Think about what EACH LINE of this function does and how it relates to the model specified in part (a). Comments have been added to help you understand how the data are simulated. If you have questions, talk to Mete, Zoe, Jessie, or Gavia!

Simulate data from this model using the default parameters. Plot antibody concentrations against age when vaccinated. Does there appear to be a trend?

How would you modify simulator() so that the standard deviation in the response (antibody titre) for an individual in a given week is a parameter, \(\gamma\) times the age of the individual? Explain.
Using the data which you simulated, fit the model in (a). Report estimates for the fixed effects, including the standard errors, and visualize the values predicted under the fitted model with only the fixed effects (i.e., ignore all random effects). Hint: use the predict() function.
Split the simulated data up by week. For the data associated to each week, regress antibody concentration on age at vaccination. Make a plot of the estimated effect of age on antibody concentration vs week. Include the confidence intervals for the effect of age in your plot.

Hint: use a for loop or the tidyverse function do().

Report the regression coefficient for age in week 7 (and the associated confidence interval, value of the test statistic, \(p\)-value). Explain what the value of the regression coefficient means in plain English. Does the confidence interval for the parameter overlap the true value of the effect, which is equal to -5?
What are the advantages and disadvantages of fitting the full LMM (with individual and week as random effects) or performing a group-by-group analysis? What about an individual-by-individual analysis or an analysis where antibody titres are regressed on age for each individual-week combination – would fitting models at those levels in the model make sense? Explain.
How could you modify the model from (a) to have random intercepts dependent on the variables individual and week? What about both random slopes and intercepts dependent on individual and week? Fit these models to the simulated data and compare them to original model, which you fit in (d). Which model best describes the data? Look at the output for the best-fit model – what does it tell us about the variance associated with the random effects?

4. Interpretation of a PCA

In Koutsidi et al. 2020, the authors use traits to define the life-history strategies of species in the Mediterranean Sea. Traits related to resource use were used to determine if species with different life-history traits occupy different niches and if these traits are related to habitat use.
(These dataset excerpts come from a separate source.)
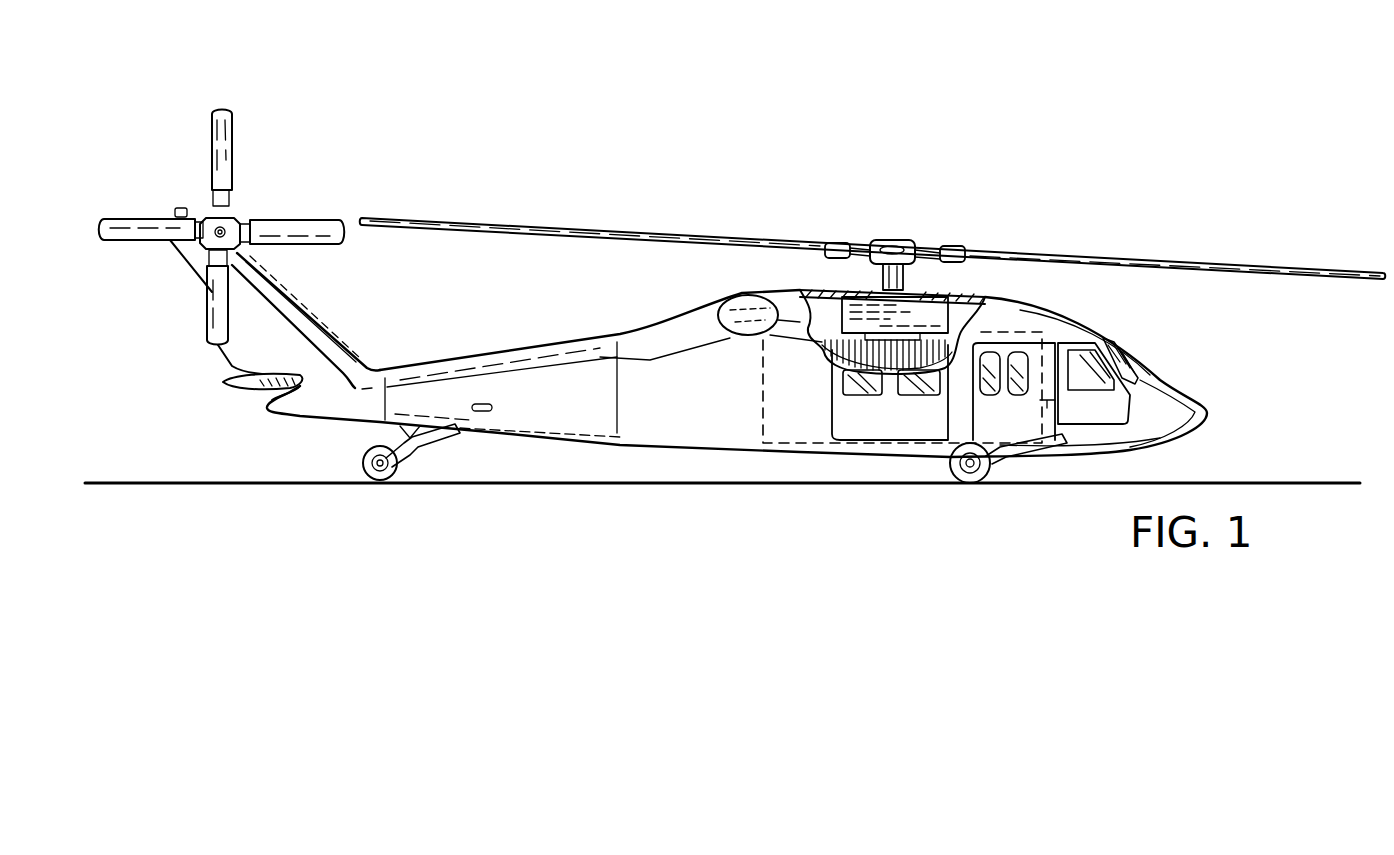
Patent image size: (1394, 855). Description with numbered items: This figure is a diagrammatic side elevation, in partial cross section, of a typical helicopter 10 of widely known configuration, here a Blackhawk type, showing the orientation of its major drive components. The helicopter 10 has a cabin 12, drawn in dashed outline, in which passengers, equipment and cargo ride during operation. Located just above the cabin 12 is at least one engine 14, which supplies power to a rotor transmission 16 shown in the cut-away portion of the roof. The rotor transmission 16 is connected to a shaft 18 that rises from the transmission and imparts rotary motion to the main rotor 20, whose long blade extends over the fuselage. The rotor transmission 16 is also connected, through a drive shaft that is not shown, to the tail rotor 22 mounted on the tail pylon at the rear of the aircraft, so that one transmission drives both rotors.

The helicopter 10 is at (688, 361).
The cabin 12 is at (768, 410).
The engine 14 is at (777, 300).
The rotor transmission 16 is at (925, 325).
The shaft 18 is at (872, 280).
The main rotor 20 is at (995, 250).
The tail rotor 22 is at (238, 139).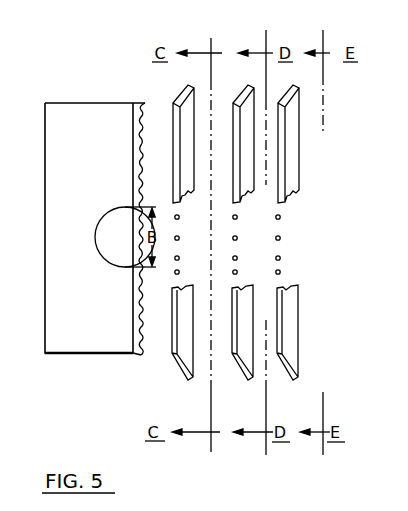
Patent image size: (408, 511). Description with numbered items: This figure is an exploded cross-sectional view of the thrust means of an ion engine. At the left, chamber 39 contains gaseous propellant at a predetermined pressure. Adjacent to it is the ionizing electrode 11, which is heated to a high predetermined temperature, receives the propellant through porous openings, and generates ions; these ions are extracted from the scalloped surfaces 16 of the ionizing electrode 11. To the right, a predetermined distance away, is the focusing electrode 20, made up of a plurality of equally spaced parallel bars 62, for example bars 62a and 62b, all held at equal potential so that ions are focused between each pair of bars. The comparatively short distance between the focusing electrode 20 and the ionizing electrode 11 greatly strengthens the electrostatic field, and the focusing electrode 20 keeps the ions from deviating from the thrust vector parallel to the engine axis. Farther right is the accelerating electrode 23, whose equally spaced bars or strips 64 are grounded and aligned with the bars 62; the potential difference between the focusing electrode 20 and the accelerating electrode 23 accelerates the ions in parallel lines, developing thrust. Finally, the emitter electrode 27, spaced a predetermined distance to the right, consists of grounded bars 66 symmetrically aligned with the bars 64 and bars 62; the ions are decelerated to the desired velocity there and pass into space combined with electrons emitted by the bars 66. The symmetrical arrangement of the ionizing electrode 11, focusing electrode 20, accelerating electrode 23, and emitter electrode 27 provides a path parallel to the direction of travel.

The chamber 39 is at (100, 130).
The ionizing electrode 11 is at (139, 103).
The scalloped surfaces 16 is at (140, 356).
The focusing electrode 20 is at (188, 85).
The accelerating electrode 23 is at (249, 85).
The emitter electrode 27 is at (300, 86).
The bars 62 is at (172, 263).
The bar 62a is at (180, 219).
The bar 62b is at (180, 241).
The bars or strips 64 is at (242, 240).
The bars 66 is at (286, 224).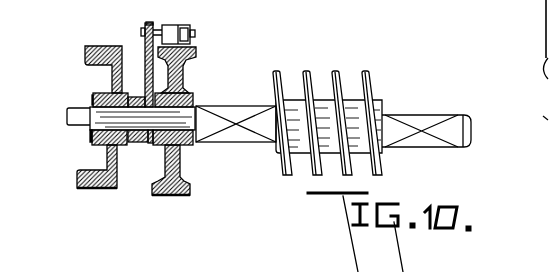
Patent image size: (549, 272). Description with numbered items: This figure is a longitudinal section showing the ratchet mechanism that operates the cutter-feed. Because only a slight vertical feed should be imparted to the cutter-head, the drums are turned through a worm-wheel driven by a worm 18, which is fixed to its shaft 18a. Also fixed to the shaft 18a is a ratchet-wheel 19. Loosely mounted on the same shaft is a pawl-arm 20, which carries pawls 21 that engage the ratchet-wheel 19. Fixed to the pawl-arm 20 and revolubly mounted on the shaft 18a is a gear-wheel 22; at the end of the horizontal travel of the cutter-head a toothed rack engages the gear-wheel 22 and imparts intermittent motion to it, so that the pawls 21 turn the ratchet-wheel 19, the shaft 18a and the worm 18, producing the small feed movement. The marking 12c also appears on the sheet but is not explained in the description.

The worm screw 18 is at (285, 176).
The worm shaft 18a is at (416, 113).
The gear wheel 19 is at (190, 186).
The plate 20 is at (146, 47).
The bolt 21 is at (195, 31).
The gear wheel 22 is at (85, 55).
The partial reference 12c is at (303, 0).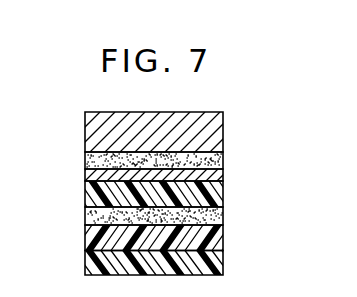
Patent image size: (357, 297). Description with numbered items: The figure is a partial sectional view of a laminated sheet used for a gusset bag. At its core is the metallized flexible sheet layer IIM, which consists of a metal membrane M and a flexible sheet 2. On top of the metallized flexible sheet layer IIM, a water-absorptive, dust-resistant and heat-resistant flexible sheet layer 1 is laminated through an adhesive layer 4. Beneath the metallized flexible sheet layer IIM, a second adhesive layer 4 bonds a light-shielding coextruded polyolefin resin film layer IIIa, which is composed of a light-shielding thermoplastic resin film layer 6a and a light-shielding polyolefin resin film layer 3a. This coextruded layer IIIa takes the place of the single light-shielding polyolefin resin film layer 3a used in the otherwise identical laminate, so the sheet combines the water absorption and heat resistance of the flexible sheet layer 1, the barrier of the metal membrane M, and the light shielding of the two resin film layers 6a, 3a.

The flexible sheet layer 1 is at (223, 135).
The adhesive layer 4 is at (84, 210).
The metal membrane M is at (223, 175).
The flexible sheet 2 is at (223, 202).
The metallized flexible sheet layer IIM is at (186, 187).
The light-shielding thermoplastic resin film layer 6a is at (223, 238).
The light-shielding polyolefin resin film layer 3a is at (223, 263).
The light-shielding coextruded polyolefin resin film layer IIIa is at (191, 248).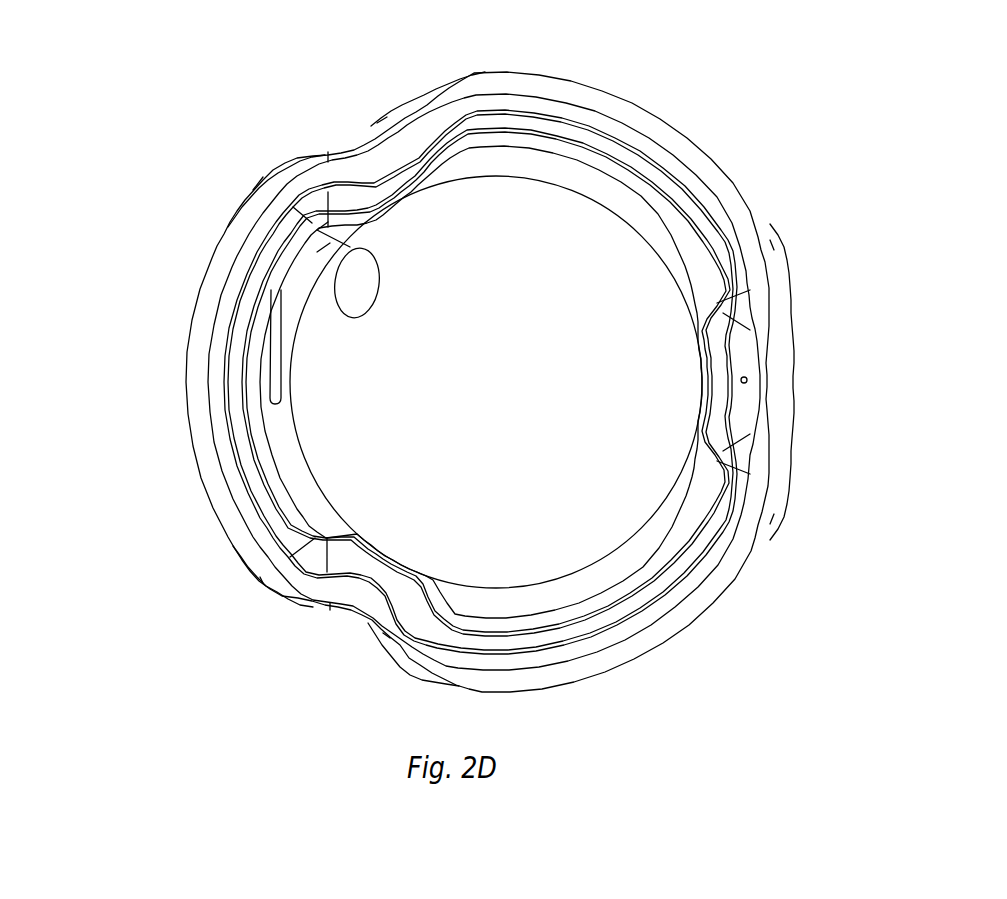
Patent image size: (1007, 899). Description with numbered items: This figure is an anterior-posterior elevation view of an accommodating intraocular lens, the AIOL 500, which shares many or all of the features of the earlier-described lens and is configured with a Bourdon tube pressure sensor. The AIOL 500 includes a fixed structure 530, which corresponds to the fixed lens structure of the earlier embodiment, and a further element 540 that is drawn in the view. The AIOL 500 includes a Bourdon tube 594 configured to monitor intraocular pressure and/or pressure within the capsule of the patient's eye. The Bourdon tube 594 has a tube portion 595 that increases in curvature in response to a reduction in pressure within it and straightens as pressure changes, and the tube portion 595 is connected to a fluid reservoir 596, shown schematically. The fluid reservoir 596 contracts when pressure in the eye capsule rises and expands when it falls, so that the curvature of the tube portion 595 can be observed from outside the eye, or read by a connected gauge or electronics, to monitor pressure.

The AIOL 500 is at (777, 126).
The fixed structure 530 is at (355, 466).
The outer frame 540 is at (227, 436).
The Bourdon tube 594 is at (366, 326).
The tube portion 595 is at (283, 313).
The fluid reservoir 596 is at (353, 273).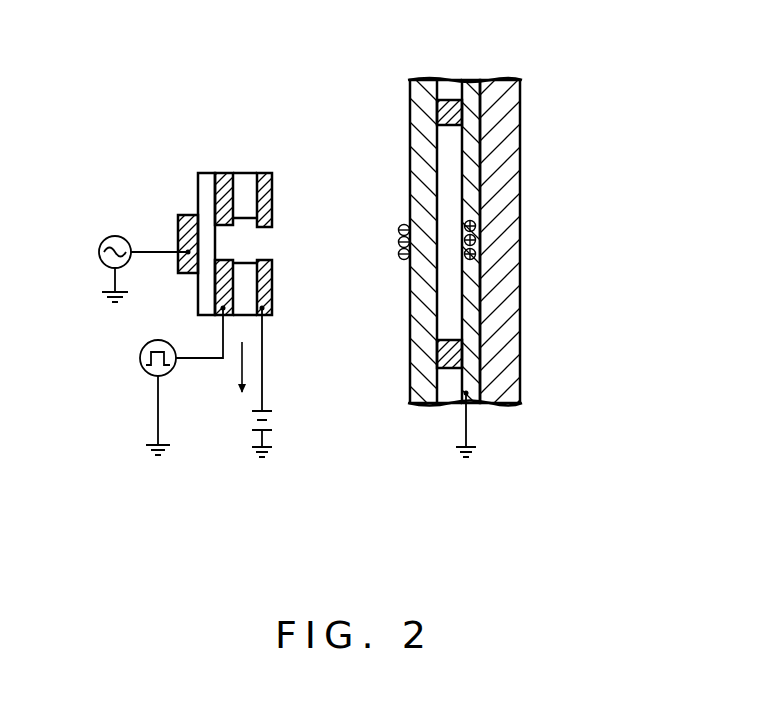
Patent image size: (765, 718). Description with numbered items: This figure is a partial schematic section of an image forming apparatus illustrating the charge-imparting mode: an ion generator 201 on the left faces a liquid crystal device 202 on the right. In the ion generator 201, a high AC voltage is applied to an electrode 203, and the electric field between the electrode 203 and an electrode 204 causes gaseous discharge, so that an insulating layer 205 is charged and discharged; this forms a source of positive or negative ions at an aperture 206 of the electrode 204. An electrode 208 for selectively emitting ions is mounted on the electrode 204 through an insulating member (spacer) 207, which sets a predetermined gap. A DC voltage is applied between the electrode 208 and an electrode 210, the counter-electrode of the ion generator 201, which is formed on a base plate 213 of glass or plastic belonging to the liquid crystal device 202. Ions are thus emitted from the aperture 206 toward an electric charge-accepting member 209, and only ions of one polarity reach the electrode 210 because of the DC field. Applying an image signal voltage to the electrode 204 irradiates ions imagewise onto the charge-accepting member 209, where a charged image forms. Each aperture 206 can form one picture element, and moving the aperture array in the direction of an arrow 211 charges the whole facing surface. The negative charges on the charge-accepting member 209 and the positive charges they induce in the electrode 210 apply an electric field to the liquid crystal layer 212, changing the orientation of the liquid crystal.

The ion generator 201 is at (130, 210).
The liquid crystal device 202 is at (548, 403).
The electrode 203 is at (190, 213).
The electrode 204 is at (225, 180).
The insulating layer 205 is at (208, 180).
The aperture 206 is at (240, 243).
The insulating member (spacer) 207 is at (247, 180).
The electrode 208 is at (272, 173).
The charge-accepting member 209 is at (418, 362).
The electrode 210 is at (475, 82).
The arrow 211 is at (237, 377).
The liquid crystal layer 212 is at (448, 170).
The base plate 213 is at (503, 85).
Hint: read the abstract, figure 1, figure 2, section 2.4, and section 3.1 to answer these questions.

In the analysis quantifying ecological niches and niche overlap, how many dimensions define this trait space? What is the one sentence definition of a MCA according to the authors?
Go to Figure 2:

What traits are PC1 based on? What traits are PC2 based on?
Characterize the traits of species H. huso? What traits does D. passtinaca have?